“Autumn Song” is a poem whose intent is to create a literary atmosphere. Verlaine chooses familiar concerns—melancholia, nostalgia, and so on—and attempts to show his contemporaries how these themes can be treated in a fresh way. This emphasis is present not only in this first collection of poetry but throughout his later works as he presents poetry not for the sake of social or moral commentary but as paradigms of technical accomplishment. The structure and the harmony, the forms and sounds are of consummate importance to Verlaine. The poem must embody the sensation that the poet wishes to express and not function as merely a picture of it.
The Symbolist poets were sometimes known as “decadents.” The label of “dandyism” or “decadent” was applied to some for their lifestyles, but it was mostly a term used to characterize the poetry of artists such as Verlaine, Arthur Rimbaud, and Stéphane Mallarmé for a particular vision and aesthetic accord.

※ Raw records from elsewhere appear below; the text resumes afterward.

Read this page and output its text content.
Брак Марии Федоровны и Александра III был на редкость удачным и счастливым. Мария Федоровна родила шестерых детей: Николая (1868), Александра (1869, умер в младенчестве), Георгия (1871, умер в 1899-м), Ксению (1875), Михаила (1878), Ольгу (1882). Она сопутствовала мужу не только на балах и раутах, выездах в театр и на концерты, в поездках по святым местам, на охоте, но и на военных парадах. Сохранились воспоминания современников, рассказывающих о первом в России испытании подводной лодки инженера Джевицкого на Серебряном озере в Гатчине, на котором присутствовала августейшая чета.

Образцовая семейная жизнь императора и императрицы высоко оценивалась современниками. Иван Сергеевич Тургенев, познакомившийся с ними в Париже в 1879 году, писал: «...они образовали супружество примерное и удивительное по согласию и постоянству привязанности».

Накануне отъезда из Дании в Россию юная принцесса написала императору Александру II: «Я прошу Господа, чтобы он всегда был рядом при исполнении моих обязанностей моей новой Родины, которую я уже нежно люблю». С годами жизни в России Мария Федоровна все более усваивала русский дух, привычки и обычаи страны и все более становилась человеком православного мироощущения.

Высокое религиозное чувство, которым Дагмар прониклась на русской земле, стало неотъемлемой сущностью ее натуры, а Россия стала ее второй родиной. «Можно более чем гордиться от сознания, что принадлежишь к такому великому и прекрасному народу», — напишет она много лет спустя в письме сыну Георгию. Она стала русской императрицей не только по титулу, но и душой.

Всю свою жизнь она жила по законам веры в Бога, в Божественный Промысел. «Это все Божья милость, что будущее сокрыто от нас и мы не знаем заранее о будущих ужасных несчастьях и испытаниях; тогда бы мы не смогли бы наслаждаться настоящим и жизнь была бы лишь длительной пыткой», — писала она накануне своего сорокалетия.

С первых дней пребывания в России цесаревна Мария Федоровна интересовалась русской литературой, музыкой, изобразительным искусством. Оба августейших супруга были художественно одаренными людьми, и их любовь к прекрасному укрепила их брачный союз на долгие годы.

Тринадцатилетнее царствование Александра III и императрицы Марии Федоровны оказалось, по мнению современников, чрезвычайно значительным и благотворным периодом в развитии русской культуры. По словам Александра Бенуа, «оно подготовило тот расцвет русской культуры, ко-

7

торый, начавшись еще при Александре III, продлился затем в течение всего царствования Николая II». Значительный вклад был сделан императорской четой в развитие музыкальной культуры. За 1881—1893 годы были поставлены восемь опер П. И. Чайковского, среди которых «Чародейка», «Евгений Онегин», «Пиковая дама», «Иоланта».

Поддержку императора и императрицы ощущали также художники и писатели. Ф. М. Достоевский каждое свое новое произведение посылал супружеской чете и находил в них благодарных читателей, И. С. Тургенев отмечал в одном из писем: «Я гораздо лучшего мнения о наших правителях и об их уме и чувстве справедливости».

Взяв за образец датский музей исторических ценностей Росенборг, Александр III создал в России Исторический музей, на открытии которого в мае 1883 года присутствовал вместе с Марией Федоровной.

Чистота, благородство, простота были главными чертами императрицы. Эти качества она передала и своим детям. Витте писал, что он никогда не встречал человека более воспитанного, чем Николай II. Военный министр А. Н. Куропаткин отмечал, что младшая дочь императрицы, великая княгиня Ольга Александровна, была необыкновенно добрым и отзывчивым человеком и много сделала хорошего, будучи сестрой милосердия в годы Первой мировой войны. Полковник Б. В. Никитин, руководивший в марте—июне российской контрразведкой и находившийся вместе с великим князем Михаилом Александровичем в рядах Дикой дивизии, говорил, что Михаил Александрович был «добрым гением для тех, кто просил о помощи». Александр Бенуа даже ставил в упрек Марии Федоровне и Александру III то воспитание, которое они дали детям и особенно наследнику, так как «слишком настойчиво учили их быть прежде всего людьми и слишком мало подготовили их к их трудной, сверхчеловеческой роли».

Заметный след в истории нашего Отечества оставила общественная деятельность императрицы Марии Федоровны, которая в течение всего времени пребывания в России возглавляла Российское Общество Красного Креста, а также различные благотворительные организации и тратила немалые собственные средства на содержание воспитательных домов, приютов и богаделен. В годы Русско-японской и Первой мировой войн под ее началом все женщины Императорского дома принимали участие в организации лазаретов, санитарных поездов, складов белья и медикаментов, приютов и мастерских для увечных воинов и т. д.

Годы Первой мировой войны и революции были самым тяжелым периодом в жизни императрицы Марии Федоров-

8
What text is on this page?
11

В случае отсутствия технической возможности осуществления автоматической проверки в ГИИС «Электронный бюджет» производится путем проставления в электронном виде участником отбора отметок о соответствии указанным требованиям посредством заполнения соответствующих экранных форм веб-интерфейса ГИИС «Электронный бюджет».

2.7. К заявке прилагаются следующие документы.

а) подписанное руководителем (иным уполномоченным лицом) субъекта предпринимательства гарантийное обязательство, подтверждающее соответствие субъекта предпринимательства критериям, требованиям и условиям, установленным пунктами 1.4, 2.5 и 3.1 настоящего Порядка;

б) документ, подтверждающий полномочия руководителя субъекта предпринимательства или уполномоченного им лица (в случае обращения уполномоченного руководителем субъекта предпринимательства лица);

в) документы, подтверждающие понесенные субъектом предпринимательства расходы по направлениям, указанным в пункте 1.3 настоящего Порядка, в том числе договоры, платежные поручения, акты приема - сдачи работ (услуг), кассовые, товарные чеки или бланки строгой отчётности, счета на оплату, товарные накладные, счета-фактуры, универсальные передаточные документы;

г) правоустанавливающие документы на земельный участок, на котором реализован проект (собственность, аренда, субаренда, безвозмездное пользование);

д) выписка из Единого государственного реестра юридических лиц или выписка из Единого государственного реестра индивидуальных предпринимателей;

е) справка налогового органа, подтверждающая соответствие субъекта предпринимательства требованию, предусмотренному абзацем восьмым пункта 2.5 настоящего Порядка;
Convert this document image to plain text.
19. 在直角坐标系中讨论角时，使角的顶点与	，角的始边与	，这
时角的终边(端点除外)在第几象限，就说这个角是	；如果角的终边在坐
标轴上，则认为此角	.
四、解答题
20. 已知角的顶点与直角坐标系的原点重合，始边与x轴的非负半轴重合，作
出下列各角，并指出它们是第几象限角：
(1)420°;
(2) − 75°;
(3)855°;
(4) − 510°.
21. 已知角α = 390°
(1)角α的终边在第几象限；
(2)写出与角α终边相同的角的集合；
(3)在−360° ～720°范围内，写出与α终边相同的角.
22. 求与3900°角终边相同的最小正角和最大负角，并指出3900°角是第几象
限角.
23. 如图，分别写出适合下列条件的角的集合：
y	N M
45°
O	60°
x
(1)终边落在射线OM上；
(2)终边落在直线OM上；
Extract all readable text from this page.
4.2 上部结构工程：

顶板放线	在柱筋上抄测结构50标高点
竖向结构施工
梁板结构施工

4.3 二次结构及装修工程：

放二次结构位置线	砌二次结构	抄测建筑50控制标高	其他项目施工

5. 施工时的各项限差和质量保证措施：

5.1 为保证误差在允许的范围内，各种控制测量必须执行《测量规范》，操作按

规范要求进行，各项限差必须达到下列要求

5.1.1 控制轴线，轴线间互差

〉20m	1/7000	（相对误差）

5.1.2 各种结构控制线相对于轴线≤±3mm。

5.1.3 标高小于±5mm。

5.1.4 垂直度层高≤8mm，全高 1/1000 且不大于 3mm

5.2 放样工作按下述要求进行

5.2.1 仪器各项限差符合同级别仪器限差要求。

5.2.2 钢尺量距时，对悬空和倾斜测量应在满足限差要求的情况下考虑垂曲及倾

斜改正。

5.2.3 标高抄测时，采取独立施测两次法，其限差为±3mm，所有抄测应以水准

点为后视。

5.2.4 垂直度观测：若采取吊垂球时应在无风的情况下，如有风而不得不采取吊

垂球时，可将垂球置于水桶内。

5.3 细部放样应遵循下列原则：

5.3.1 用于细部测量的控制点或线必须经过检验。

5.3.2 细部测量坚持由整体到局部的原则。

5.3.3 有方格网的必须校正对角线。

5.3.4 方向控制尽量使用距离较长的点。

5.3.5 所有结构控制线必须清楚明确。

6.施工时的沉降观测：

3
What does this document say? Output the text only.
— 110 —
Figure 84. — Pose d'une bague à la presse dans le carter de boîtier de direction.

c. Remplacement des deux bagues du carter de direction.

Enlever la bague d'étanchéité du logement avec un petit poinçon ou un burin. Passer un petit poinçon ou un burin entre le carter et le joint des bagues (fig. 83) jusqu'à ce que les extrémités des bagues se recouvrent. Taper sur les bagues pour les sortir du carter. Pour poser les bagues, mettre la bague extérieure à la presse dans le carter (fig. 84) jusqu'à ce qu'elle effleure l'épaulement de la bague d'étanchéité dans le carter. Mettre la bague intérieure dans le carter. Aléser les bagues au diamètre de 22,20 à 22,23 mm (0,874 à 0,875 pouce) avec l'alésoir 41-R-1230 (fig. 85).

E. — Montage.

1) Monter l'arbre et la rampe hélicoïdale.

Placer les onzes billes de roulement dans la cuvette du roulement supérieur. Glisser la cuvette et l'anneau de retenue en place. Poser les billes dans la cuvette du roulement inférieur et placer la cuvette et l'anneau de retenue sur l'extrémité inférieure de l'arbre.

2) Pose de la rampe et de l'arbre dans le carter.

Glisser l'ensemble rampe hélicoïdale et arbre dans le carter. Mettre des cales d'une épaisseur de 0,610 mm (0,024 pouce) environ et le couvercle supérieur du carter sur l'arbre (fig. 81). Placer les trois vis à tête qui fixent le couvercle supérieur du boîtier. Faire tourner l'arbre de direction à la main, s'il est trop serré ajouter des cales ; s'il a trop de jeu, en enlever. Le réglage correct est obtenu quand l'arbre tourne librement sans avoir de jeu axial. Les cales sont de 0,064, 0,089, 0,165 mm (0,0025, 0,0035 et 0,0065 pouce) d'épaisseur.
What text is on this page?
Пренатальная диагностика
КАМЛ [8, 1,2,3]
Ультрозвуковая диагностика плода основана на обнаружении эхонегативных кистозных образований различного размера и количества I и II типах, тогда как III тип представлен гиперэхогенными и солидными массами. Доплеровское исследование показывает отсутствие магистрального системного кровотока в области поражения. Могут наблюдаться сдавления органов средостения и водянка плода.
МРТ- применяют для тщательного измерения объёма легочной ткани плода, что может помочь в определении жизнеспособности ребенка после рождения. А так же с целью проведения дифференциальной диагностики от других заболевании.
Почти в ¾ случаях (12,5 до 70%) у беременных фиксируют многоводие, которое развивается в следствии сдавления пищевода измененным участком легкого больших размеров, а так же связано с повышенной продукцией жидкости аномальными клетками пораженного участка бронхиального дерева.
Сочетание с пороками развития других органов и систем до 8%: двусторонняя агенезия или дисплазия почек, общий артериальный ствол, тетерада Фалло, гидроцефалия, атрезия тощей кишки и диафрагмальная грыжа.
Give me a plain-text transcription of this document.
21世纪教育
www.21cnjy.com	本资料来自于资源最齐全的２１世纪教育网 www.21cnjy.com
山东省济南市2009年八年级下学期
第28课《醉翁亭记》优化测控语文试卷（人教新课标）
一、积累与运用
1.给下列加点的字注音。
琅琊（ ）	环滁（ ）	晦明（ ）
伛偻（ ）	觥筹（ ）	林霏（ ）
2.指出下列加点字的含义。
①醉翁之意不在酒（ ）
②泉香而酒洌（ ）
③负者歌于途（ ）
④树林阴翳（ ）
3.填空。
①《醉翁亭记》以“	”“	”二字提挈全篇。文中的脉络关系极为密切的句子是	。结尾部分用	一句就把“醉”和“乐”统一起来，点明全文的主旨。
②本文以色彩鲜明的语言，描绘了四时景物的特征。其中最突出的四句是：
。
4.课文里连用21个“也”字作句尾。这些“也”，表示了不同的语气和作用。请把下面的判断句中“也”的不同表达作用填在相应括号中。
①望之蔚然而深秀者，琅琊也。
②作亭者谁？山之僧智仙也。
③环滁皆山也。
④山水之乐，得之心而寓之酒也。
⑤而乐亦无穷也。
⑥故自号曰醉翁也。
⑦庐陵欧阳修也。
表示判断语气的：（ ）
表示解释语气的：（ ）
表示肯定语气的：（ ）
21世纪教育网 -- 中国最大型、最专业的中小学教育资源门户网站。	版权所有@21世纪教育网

The point of view in most of the poetry penned by Verlaine and his group expresses the world as seen through the eyes of a somewhat jaded and bored individual. Bored with conventional representation, Verlaine makes a strong argument in “Autumn Song” supporting the artistic credo of his fellow Symbolists in their attempt to revitalize poetry. He is “wounded” by the monotonous sounds of irritating music just as his sensibilities are offended by much of the clumsy and awkward poetry that was being written at the time. The Symbolists despised the kind of poetry that had little regard for innovation and instead preached morality to a wide, middle-class audience. The Symbolist poets, with their unexpected associations and hermetic symbols, addressed a more intellectual and cultivated audience. Hence, the subtle allusions to Charles Baudelaire’s Les Fleurs du mal (1857; Flowers of Evil, 1909) in “Autumn Song” that pay tribute to Charles Baudelaire (who called his own collection “Saturnian”) would have been known to only a select few despite the poem’s seeming simplicity of subject.
Although the poet has control over his creation, he has no control over the state of sadness that envelops him. His poetry, measured and chiseled, fastidiously fashioned, contrasts with his own haphazard wanderings “now here, now there,” and the care with which he creates the poem is out of keeping with his own personal “harried and sped” feelings, over which he exercised no composure. “Look to the poem,” Verlaine is telling his reader, “not to the poet. For you will surely be deceived.” The passivity expressed by the Symbolist narrator is a veil that thinly and exquisitely hides the aggressive, enthusiastic, and arduous honing of such radical poetry.